I am so upset at the moment. I don't want her to lie to me and I swear, if my little sis takes another penny from that lady I will kick the crap out of her. (Not really. It just makes me feel better to say so.)

My grandmother is more of parent to me than my parents ever were. My mom bailed when I was two and I haven't spoken to my father in almost 20 years. She's the only person that I have left that has known me my entire life. She went in for biopsy of the surround tissues and a PET scan to see how far the cancer has spread. She won't get the reults back until next week and nobody can evern tell her what day. We don't know which type of lung cancer she has or what stage it's in yet. The only thing that I was really able to find out by researching online is that the size of it, it's the size of a small orange, is a pretty good indication that she's in the later stages. I am so frustrated right now.

This may not seem like a step issue but it is. My grandmother is not my bilogical grandmother. She is my step grandmother but I've never seen her that way. She's always been Nana. The same lady that always had my back and wasn't afraid to let me know when I was being a complete idiot. She's my rock. Being another step mother who's lived through the whole step thing, I can go to her with anything and she's either been through it or has some great advise to offer. Usually it's both. Next week seems to far away.

Comments

B22S22's picture

yes, there are "cancer policies". Both my parents had/have them, neither of them smoke(d) but were exposed to 2nd hand all their lives. My dad passed from cancer, and the policy helped pay some of the out of pocket expenses and a small death benefit.

GameOn's picture

My grandmother told me yesterday that everything will be covered by insurance. Ummm....I have insurance. I've had insurace for years. That's a flat out lie. I just wanted to tell her, "hey Nana, I'm not little sis (who has never had insurance other than the policies she was on before she became an adult. Heaven forbit she pay for something herself)." I'm not an idiot.

oldone's picture

Is she old enough to be on Medicare? Because I had an enormous bill from a two week hospitalization most of which was spent in ICU and my part was zero. And that included follow up home nurse visits, physical and occupational therapy, etc for a few weeks.

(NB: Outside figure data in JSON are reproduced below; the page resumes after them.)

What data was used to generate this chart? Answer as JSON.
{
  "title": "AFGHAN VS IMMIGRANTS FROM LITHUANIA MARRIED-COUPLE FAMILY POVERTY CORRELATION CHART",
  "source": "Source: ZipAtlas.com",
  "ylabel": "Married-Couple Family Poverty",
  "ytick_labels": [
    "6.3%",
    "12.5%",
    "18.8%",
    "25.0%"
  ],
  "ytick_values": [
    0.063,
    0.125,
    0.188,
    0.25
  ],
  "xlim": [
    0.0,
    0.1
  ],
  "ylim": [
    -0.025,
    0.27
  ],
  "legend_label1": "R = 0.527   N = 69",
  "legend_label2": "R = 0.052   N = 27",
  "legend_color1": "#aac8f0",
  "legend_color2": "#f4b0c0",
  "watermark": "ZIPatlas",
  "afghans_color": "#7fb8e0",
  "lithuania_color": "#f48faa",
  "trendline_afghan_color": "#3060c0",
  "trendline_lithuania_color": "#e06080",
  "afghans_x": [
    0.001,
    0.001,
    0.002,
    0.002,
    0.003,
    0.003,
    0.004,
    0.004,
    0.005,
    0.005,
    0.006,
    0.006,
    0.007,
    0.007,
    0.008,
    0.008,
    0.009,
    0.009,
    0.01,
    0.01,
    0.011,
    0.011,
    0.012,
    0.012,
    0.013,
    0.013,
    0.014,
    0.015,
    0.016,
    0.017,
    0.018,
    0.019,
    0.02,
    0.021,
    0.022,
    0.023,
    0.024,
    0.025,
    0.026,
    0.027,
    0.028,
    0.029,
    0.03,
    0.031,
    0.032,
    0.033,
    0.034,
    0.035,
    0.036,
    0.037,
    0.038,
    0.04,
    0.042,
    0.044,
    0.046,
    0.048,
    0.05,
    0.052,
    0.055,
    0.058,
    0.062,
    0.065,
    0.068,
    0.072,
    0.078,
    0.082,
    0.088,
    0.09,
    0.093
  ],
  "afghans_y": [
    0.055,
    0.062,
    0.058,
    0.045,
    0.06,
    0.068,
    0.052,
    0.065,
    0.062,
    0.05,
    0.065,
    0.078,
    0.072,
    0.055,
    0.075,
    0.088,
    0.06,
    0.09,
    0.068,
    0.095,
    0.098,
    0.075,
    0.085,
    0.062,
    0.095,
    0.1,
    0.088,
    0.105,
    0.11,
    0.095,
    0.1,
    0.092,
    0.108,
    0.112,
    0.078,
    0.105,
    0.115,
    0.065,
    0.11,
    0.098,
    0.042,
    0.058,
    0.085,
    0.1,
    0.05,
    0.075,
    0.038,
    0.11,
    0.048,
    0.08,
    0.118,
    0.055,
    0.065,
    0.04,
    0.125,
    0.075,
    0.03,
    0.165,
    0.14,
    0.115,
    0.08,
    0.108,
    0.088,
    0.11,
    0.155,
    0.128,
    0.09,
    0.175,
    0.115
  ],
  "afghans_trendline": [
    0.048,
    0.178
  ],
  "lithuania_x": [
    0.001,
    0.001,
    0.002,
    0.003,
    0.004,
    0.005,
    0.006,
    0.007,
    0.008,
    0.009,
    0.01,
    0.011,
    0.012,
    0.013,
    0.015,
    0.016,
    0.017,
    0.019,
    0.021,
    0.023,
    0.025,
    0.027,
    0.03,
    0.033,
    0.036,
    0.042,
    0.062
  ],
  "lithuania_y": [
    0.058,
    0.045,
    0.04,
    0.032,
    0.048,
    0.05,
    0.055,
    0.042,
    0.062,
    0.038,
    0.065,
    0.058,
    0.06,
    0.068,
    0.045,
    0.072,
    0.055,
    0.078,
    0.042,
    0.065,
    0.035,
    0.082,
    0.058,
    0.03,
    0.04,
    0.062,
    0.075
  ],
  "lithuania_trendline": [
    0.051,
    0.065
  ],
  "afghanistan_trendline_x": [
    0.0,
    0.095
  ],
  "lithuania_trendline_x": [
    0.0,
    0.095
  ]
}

I discontinued the home visits pretty quickly as I didn't feel like I really needed them but they would have paid for more.

My medicare supplement changed this year so I would probably have to pay some copay but it would be well less than $1000. There's also a limit on out of pocket.

Kilgore SMom's picture

People from and older generation tend to not let things be known until it is needed. So she may very well have insurance and hasn't felt the need to talk about them.

Praying for you and your Nana.

GameOn's picture

I'm sure she's old enough to be on medicare and maybe that's what she meant when she told me she had medicaid. These treatments are going to be expensive. If they can opperate on the tumor she still has to go through chemo and radiation to make sure they got everything and if they can't opperate she can still go through chemo and radiation but she may choose not to. It all depends on how aggresive it is and far it's spread at this point. If they can't opperate and they can't give her a decent percentage of survival with the chemo and rediation treatments she's going to refuse. She doesn't want to spend her remaining time being sick. I told her that I support her in whatever her decision is and will be there for her.

bearcub25's picture

My Mom has a cancer policy, is 81 and has always smoked. I never asked my Mom how she got it, she just told me one day when she got really sick and was in hospital....it was dehydration and the flu.

edited to add: I am very sorry for you after reading the whole thing. I have watched 3 close family members die of cancer. It is hard and I hope your NaNa is able to fight it.